Cet actionnaire de Carrefour qui dézingue Plassat et encense Bompard

En business, comme en politique, c’est souvent une fois les têtes tombées que les langues se délient. Jugez plutôt. D’un côté, voici Hillary Clinton, dévoilant le 20 septembre, dans son ouvrage What Happened, les coulisses de sa défaite aux élections présidentielles, et déversant sa bile sur Donald Trump. De l’autre, voilà Abilio Diniz, actionnaire de Carrefour, qui, dans une interview donnée au journal économique brésilien Valor le 29 septembre, dresse un procès au vitriol de Georges Plassat, l’ancien PDG de Carrefour, parti en juillet pour céder la place à Alexandre Bompard. Ecrit en portugais, l’article est du coup passé sous les radars en France. Pourtant, il ne manque pas de sel: dans un entretien fleuve, l’administrateur qui, via son holding familial Peninsula, possède 12% de Carrefour au Brésil et 8% au total, ne se contente pas d’analyser la situation du distributeur dans son pays natal. Il y dézingue surtout sans ambages Georges Plassat. Cette diatribe est-elle le reflet d’un conflit personnel latent entre deux routiers de la distribution? Ou simplement la conséquence d’une rancœur face à un cours de Bourse au plus bas? Difficile à dire.

Abilio Diniz accuse en tout cas Georges Plassat de tous les maux de Carrefour. Pour lui, pas de doute: si le distributeur se trouve actuellement en difficultés – en retard dans la transition digitale, confronté au déclin des grands hypermarchés français, chahuté par la compétition en France et en Europe du Sud, et même forcé de faire un avertissement sur résultat fin août-, le fautif n’est autre que le PDG sortant. Nommé en 2012 pour redresser le navire qui partait à la dérive suite aux années Lars Olofsson, Georges Plassat a réussi à doubler le cours de l’action de 13 à 26 euros, parvenant même à atteindre un sommet de 32 euros. Ce bond a fait de lui « une star », « presque un mythe », selon Abilio Diniz, qui critique cependant: « Selon moi, il a utilisé une mauvaise méthode pour chercher le redressement. Il a vendu des actifs pour investir dans les prix. Il ne faut pas juste investir dans les prix. Il faut être beaucoup plus solide par ailleurs. » Surtout, le milliardaire brésilien déplore qu’après la phase nécessaire de restructuration, Georges Plassat n’ait pas su enclencher la deuxième étape: réformer le groupe, confronté à la concurrence des pure-players comme Amazon et Google. « Pour que [le groupe] change, il faut que la personne le veuille et Plassat ne le voulait pas », déplore l’homme qui fêtera bientôt ses 81 ans.

« Quelqu’un qui pouvait mener la transformation »

A la question du rôle de Noël Prioux, directeur France de Carrefour jusqu’à sa nomination à la tête du Brésil le 2 octobre, dans les mauvais résultats de Carrefour dans l’Hexagone, là encore, Abilio Diniz charge la barque de Georges Plassat.

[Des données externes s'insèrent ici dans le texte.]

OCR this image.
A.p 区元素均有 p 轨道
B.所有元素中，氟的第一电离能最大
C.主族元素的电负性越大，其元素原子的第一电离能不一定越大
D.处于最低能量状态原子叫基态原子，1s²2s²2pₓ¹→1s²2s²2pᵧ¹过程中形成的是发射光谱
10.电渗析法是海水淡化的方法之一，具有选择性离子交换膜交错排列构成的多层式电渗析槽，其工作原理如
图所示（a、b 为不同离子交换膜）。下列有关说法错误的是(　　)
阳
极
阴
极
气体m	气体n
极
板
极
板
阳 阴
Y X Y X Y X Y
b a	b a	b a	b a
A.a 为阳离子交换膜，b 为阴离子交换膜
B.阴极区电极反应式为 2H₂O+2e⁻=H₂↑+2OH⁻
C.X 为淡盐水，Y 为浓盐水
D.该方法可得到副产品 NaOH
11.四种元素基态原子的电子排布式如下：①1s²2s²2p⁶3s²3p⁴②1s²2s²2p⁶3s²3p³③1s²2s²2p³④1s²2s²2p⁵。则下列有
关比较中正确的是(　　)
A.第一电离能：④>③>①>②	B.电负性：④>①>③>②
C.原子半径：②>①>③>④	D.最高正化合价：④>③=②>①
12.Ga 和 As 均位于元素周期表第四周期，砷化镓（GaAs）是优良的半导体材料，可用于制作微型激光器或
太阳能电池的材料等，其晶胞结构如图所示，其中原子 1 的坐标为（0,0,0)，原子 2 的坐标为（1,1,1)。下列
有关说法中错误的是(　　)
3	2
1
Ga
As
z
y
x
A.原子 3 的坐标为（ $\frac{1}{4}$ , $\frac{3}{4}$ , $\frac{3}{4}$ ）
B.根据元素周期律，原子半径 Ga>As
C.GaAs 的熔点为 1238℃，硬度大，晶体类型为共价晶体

Les difficultés de Carrefour en France? « Il faut les attribuer à Plassat », rétorque Diniz, dénonçant l’incapacité du dirigeant à déléguer. « Rien n’est fait que Plassat ne souhaite pas voir fait », lance le Brésilien. « J’ai réalisé que Plassat bloquait Prioux, il n’avait pas de marge de manœuvre pour faire les choses qu’il devait faire. »

Est-ce parce qu’il incarne l’exact opposé de Georges Plassat, en termes d’âge, de parcours scolaire, et même de caractère? Alexandre Bompard, son successeur, semble en tout cas, lui, trouver grâce aux yeux d’Abilio Diniz. « Nous sommes allés chercher quelqu’un qui pouvait effectivement mener la transformation », se félicite l’octogénaire. « Bompard est en train de commencer la transformation dont l’entreprise a besoin. (…) Bompard est déterminé pour que nous ne restions pas dans notre zone de confort. » Et face au nouveau comité exécutif dévoilé par Bompard le 22 septembre, là encore Diniz applaudit: « Il croit en quelque chose auquel je crois aussi: les bonnes personnes au bon endroit font bouger les choses. » Georges Plassat appréciera le message caché. Quant au nouveau PDG de Carrefour, s’il peut se féliciter d’être dans les petits papiers de son actionnaire, il aura sans doute compris qu’il vaudrait mieux redresser le cours de Bourse du distributeur… faute de se voir accusé de tous les maux.